Matters were very different when pedagogy was succeeded by religion. So hostile was the Countess’s reception of the first confidences of the convert that Tolstoy felt obliged to apologise when he spoke of God in his letters:

“Do not be vexed, as you so often are when I mention God; I cannot help it, for He is the very basis of my thought.”[1]

The Countess was touched, no doubt; she tried to conceal her impatience; but she did not understand; and she watched her husband anxiously.
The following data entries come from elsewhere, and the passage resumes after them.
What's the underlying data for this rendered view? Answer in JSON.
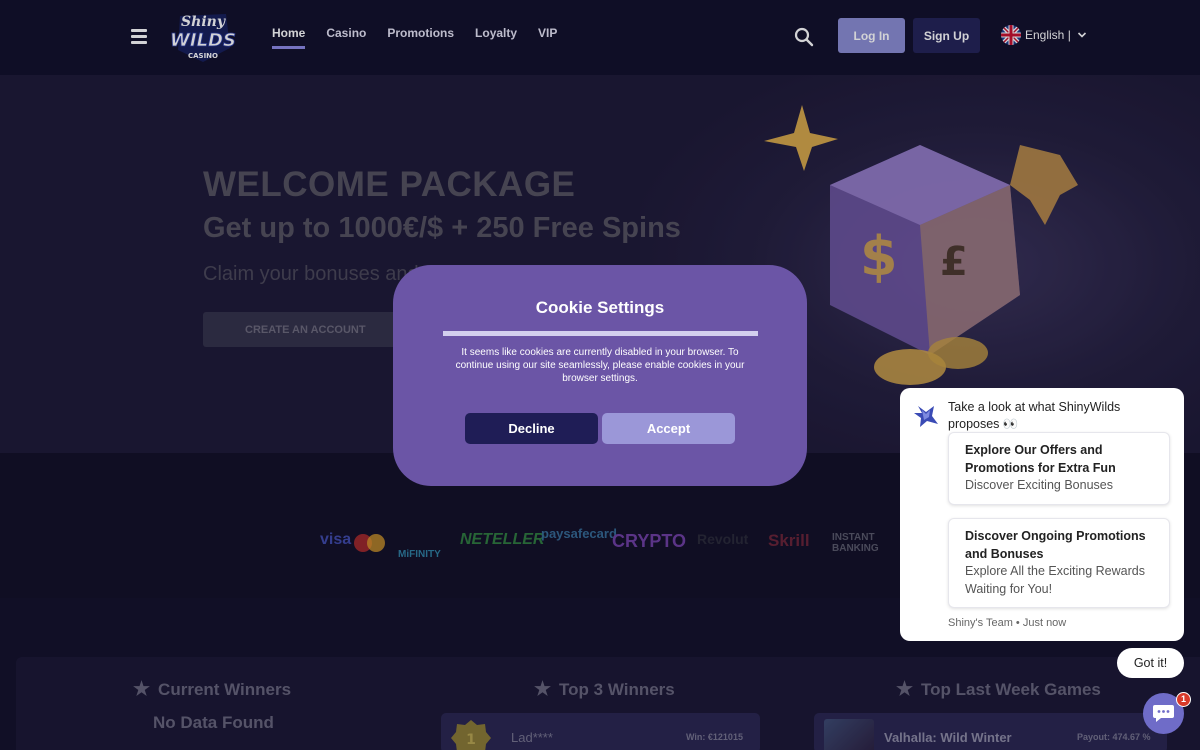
{
  "header": {
    "logo_text_top": "Shiny",
    "logo_text_main": "WILDS",
    "logo_text_bottom": "CASINO",
    "nav": [
      {
        "label": "Home",
        "active": true
      },
      {
        "label": "Casino"
      },
      {
        "label": "Promotions"
      },
      {
        "label": "Loyalty"
      },
      {
        "label": "VIP"
      }
    ],
    "login_label": "Log In",
    "signup_label": "Sign Up",
    "language_label": "English |"
  },
  "hero": {
    "title": "WELCOME PACKAGE",
    "subtitle": "Get up to 1000€/$ + 250 Free Spins",
    "claim_text": "Claim your bonuses and s",
    "cta_label": "CREATE AN ACCOUNT"
  },
  "payments": {
    "methods": [
      "visa",
      "mastercard",
      "MiFINITY",
      "NETELLER",
      "paysafecard",
      "CRYPTO",
      "Revolut",
      "Skrill",
      "INSTANT BANKING"
    ]
  },
  "winners": {
    "current_title": "Current Winners",
    "no_data": "No Data Found",
    "top3_title": "Top 3 Winners",
    "top3_entry": {
      "name": "Lad****",
      "win": "Win: €121015"
    },
    "top_games_title": "Top Last Week Games",
    "top_game": {
      "name": "Valhalla: Wild Winter",
      "payout": "Payout: 474.67 %"
    }
  },
  "cookie_modal": {
    "title": "Cookie Settings",
    "text": "It seems like cookies are currently disabled in your browser. To continue using our site seamlessly, please enable cookies in your browser settings.",
    "decline_label": "Decline",
    "accept_label": "Accept"
  },
  "chat": {
    "intro": "Take a look at what ShinyWilds proposes 👀",
    "options": [
      {
        "title": "Explore Our Offers and Promotions for Extra Fun",
        "subtitle": "Discover Exciting Bonuses"
      },
      {
        "title": "Discover Ongoing Promotions and Bonuses",
        "subtitle": "Explore All the Exciting Rewards Waiting for You!"
      }
    ],
    "meta": "Shiny's Team • Just now",
    "got_it_label": "Got it!",
    "unread_count": "1"
  },
  "colors": {
    "modal_bg": "#6b55a6",
    "accent": "#8b8ed3",
    "nav_underline": "#8e8ae6",
    "page_bg": "#14122a"
  }
}
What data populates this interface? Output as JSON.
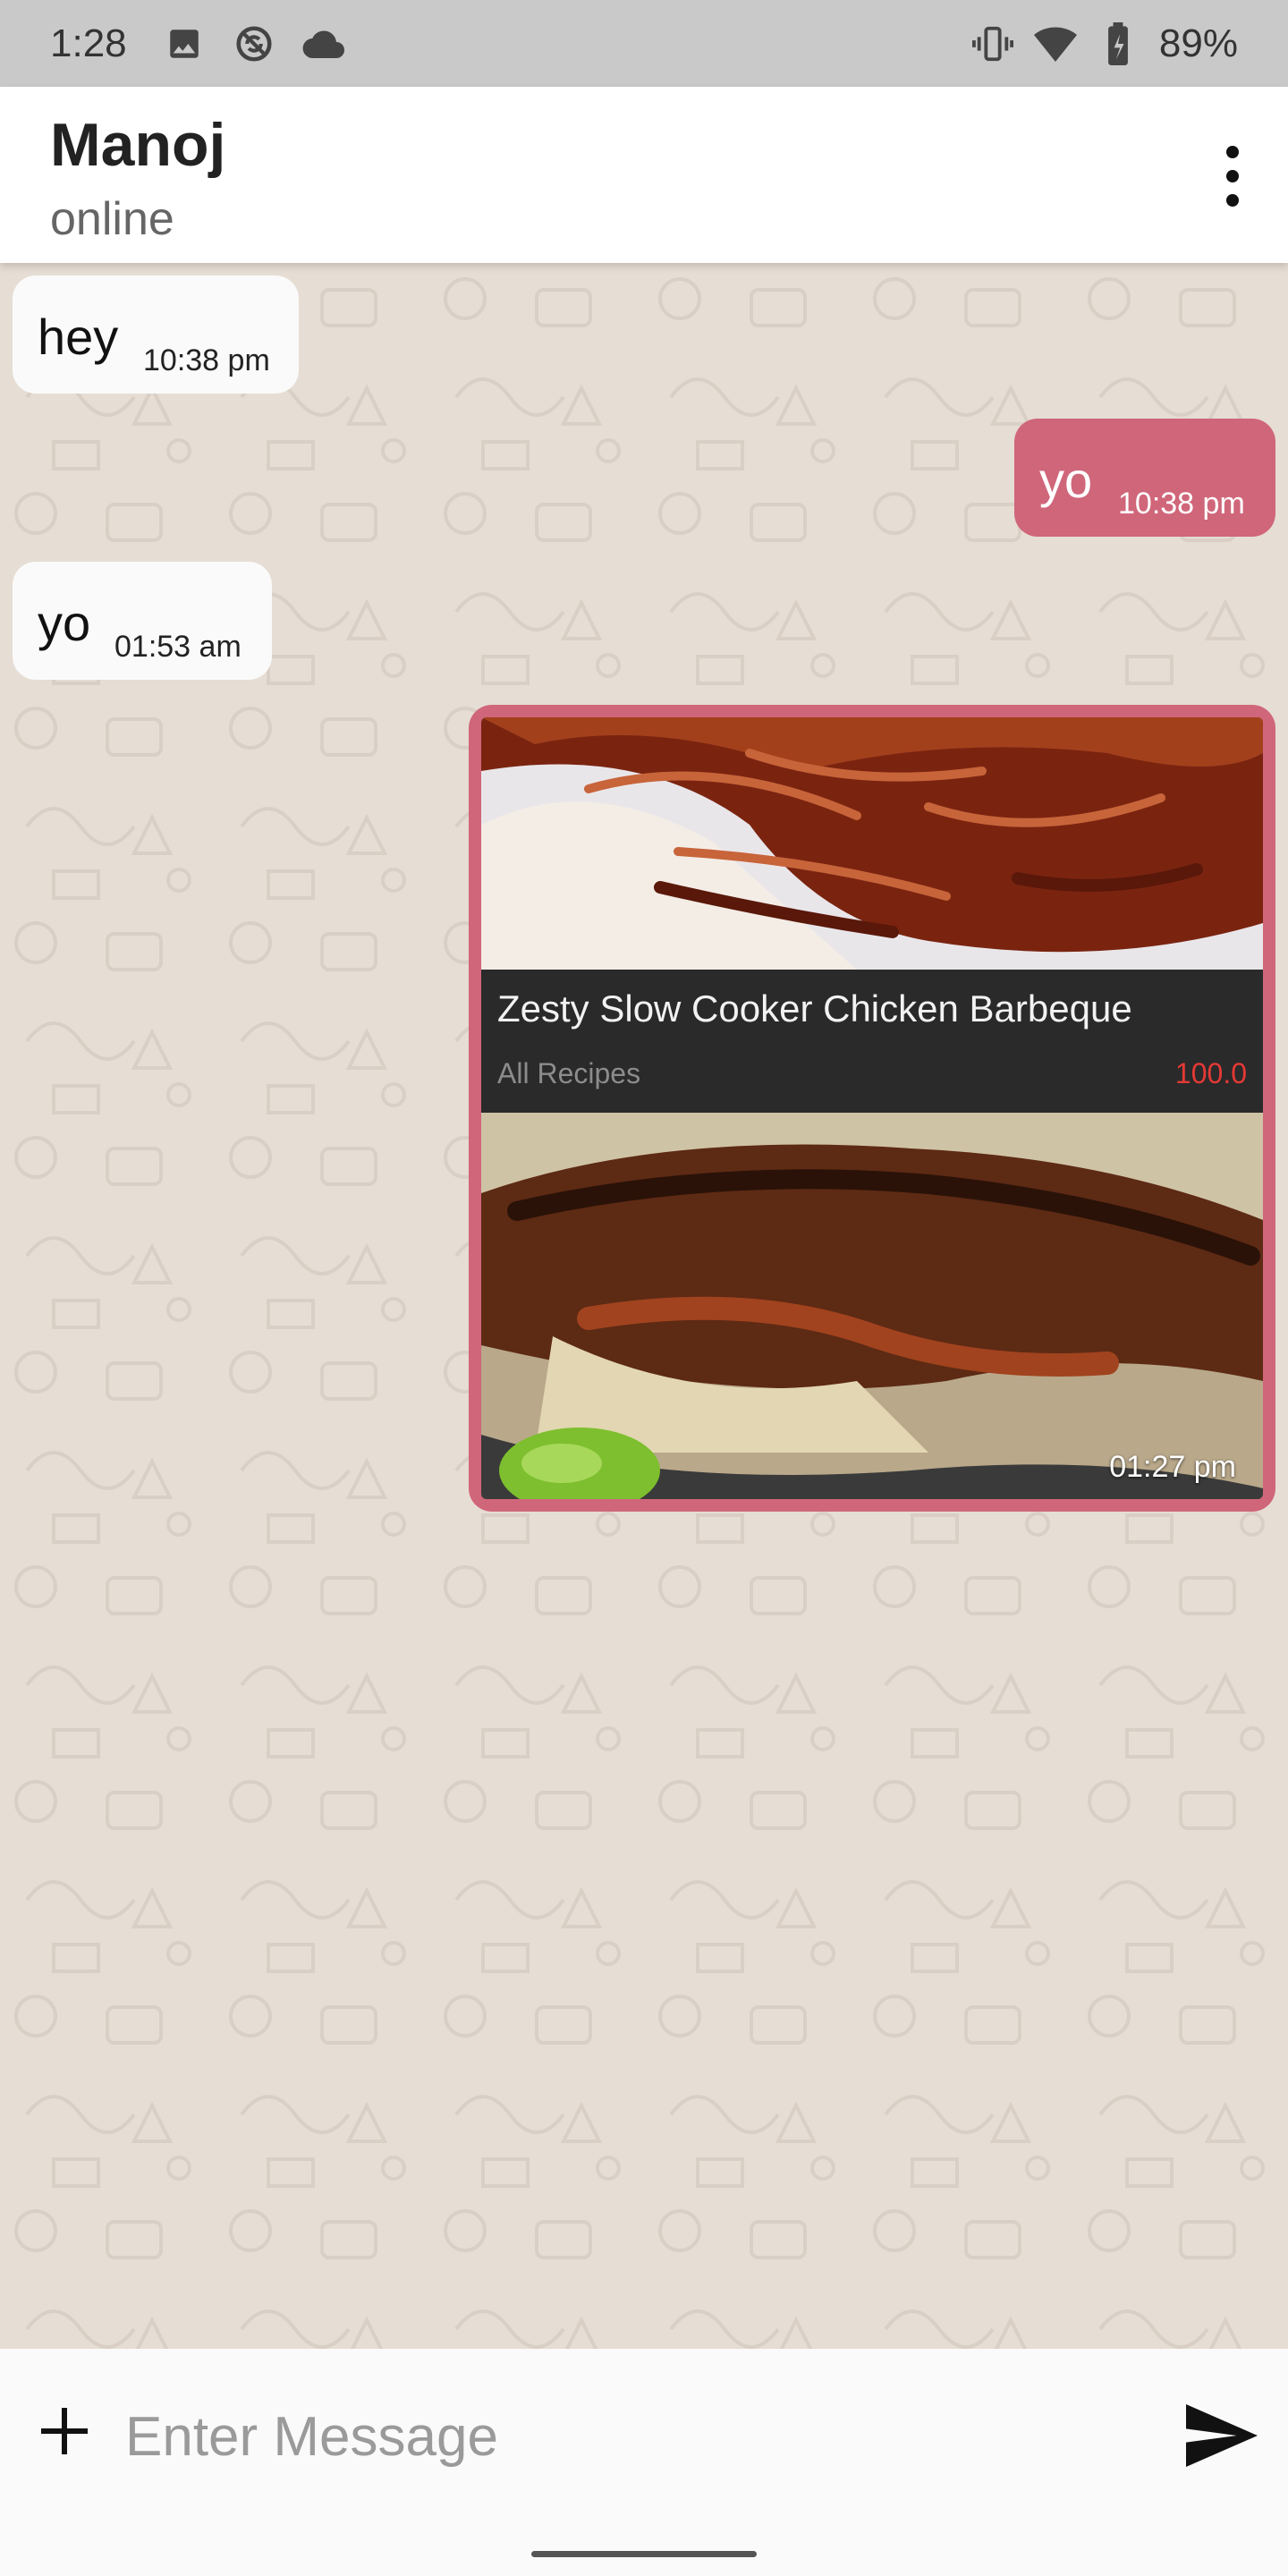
{
  "status_bar": {
    "time": "1:28",
    "battery": "89%",
    "icons": [
      "image-icon",
      "sync-icon",
      "cloud-icon",
      "vibrate-icon",
      "wifi-icon",
      "battery-icon"
    ]
  },
  "header": {
    "contact_name": "Manoj",
    "contact_status": "online",
    "menu_icon": "more-vert-icon"
  },
  "messages": [
    {
      "direction": "incoming",
      "text": "hey",
      "time": "10:38 pm"
    },
    {
      "direction": "outgoing",
      "text": "yo",
      "time": "10:38 pm"
    },
    {
      "direction": "incoming",
      "text": "yo",
      "time": "01:53 am"
    }
  ],
  "shared_card": {
    "title": "Zesty Slow Cooker Chicken Barbeque",
    "source": "All Recipes",
    "price": "100.0",
    "time": "01:27 pm"
  },
  "input": {
    "placeholder": "Enter Message",
    "value": "",
    "add_icon": "plus-icon",
    "send_icon": "send-icon"
  },
  "colors": {
    "outgoing_bubble": "#d0667a",
    "incoming_bubble": "#fafafa",
    "wallpaper": "#e6ddd4",
    "price": "#e53935"
  }
}
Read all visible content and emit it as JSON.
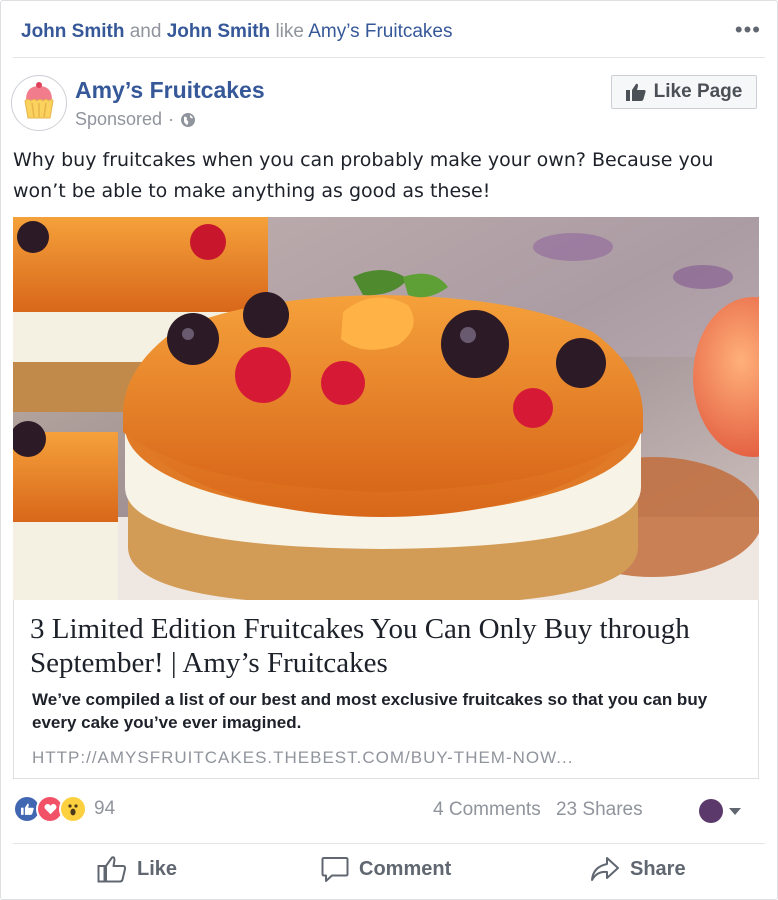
{
  "social": {
    "friend1": "John Smith",
    "connector": "and",
    "friend2": "John Smith",
    "verb": "like",
    "page": "Amy’s Fruitcakes"
  },
  "menu": {
    "more_label": "•••"
  },
  "post": {
    "page_name": "Amy’s Fruitcakes",
    "sponsored": "Sponsored",
    "separator": "·",
    "like_page_label": "Like Page",
    "text": "Why buy fruitcakes when you can probably make your own? Because you won’t be able to make anything as good as these!"
  },
  "link": {
    "title": "3 Limited Edition Fruitcakes You Can Only Buy through September! | Amy’s Fruitcakes",
    "description": "We’ve compiled a list of our best and most exclusive fruitcakes so that you can buy every cake you’ve ever imagined.",
    "url": "HTTP://AMYSFRUITCAKES.THEBEST.COM/BUY-THEM-NOW..."
  },
  "engagement": {
    "reactions_count": "94",
    "comments": "4 Comments",
    "shares": "23 Shares"
  },
  "actions": {
    "like": "Like",
    "comment": "Comment",
    "share": "Share"
  },
  "colors": {
    "brand_blue": "#365899",
    "like_blue": "#4267b2",
    "love_red": "#f25268",
    "wow_yellow": "#fcd03f",
    "muted": "#90949c"
  },
  "icons": [
    "more-options-icon",
    "cupcake-logo-icon",
    "globe-icon",
    "thumbs-up-icon",
    "like-reaction-icon",
    "love-reaction-icon",
    "wow-reaction-icon",
    "comment-icon",
    "share-icon",
    "caret-down-icon"
  ]
}
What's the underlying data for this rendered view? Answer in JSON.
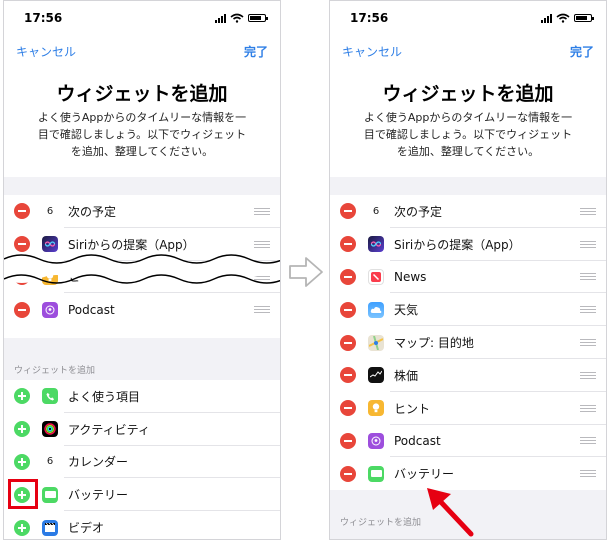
{
  "left": {
    "status_time": "17:56",
    "nav": {
      "cancel": "キャンセル",
      "done": "完了"
    },
    "title": "ウィジェットを追加",
    "desc_lines": [
      "よく使うAppからのタイムリーな情報を一",
      "目で確認しましょう。以下でウィジェット",
      "を追加、整理してください。"
    ],
    "active": [
      {
        "label": "次の予定",
        "icon": "calendar-icon",
        "icon_text": "6"
      },
      {
        "label": "Siriからの提案（App）",
        "icon": "siri-icon"
      },
      {
        "label": "ヒント",
        "icon": "tips-icon"
      },
      {
        "label": "Podcast",
        "icon": "podcast-icon"
      }
    ],
    "section_header": "ウィジェットを追加",
    "available": [
      {
        "label": "よく使う項目",
        "icon": "phone-icon"
      },
      {
        "label": "アクティビティ",
        "icon": "activity-icon"
      },
      {
        "label": "カレンダー",
        "icon": "calendar-icon",
        "icon_text": "6"
      },
      {
        "label": "バッテリー",
        "icon": "battery-icon"
      },
      {
        "label": "ビデオ",
        "icon": "video-icon"
      }
    ]
  },
  "right": {
    "status_time": "17:56",
    "nav": {
      "cancel": "キャンセル",
      "done": "完了"
    },
    "title": "ウィジェットを追加",
    "desc_lines": [
      "よく使うAppからのタイムリーな情報を一",
      "目で確認しましょう。以下でウィジェット",
      "を追加、整理してください。"
    ],
    "active": [
      {
        "label": "次の予定",
        "icon": "calendar-icon",
        "icon_text": "6"
      },
      {
        "label": "Siriからの提案（App）",
        "icon": "siri-icon"
      },
      {
        "label": "News",
        "icon": "news-icon"
      },
      {
        "label": "天気",
        "icon": "weather-icon"
      },
      {
        "label": "マップ: 目的地",
        "icon": "maps-icon"
      },
      {
        "label": "株価",
        "icon": "stocks-icon"
      },
      {
        "label": "ヒント",
        "icon": "tips-icon"
      },
      {
        "label": "Podcast",
        "icon": "podcast-icon"
      },
      {
        "label": "バッテリー",
        "icon": "battery-icon"
      }
    ],
    "section_header": "ウィジェットを追加"
  },
  "colors": {
    "accent": "#2f7fe6",
    "remove": "#e8463a",
    "add": "#4cd964",
    "highlight": "#e60012"
  }
}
“His eyes are strange and fixed. He scarcely speaks. He does not seem to belong to this world.”

She feared he was ill.

“Leo is always working, by what he tells me. Alas! he is writing religious discussions of some kind. He reads and he ponders until he gives himself the headache, and all this to prove that the Church is not in agreement with the teaching of the Gospel. He will hardly find a dozen people in Russia whom the matter could possibly interest. But there is nothing to be done. I have only one hope: that he will be done with it all the sooner, and that it will pass off like an illness.”

The illness did not pass away. The situation between husband and wife became more and more painful. They loved one another; each had a profound esteem for the other; but it was impossible for them to understand one another. They strove to make mutual concessions, which became—as is usually the case—a form of mutual torment. Tolstoy forced himself to follow his family to Moscow. He wrote in his Journal:

“The most painful month of my life. Getting settled in Moscow. All are settling down. But when, then, will they begin to live? All this, not in order to live, but because other folk do the same. Unhappy people!”[2]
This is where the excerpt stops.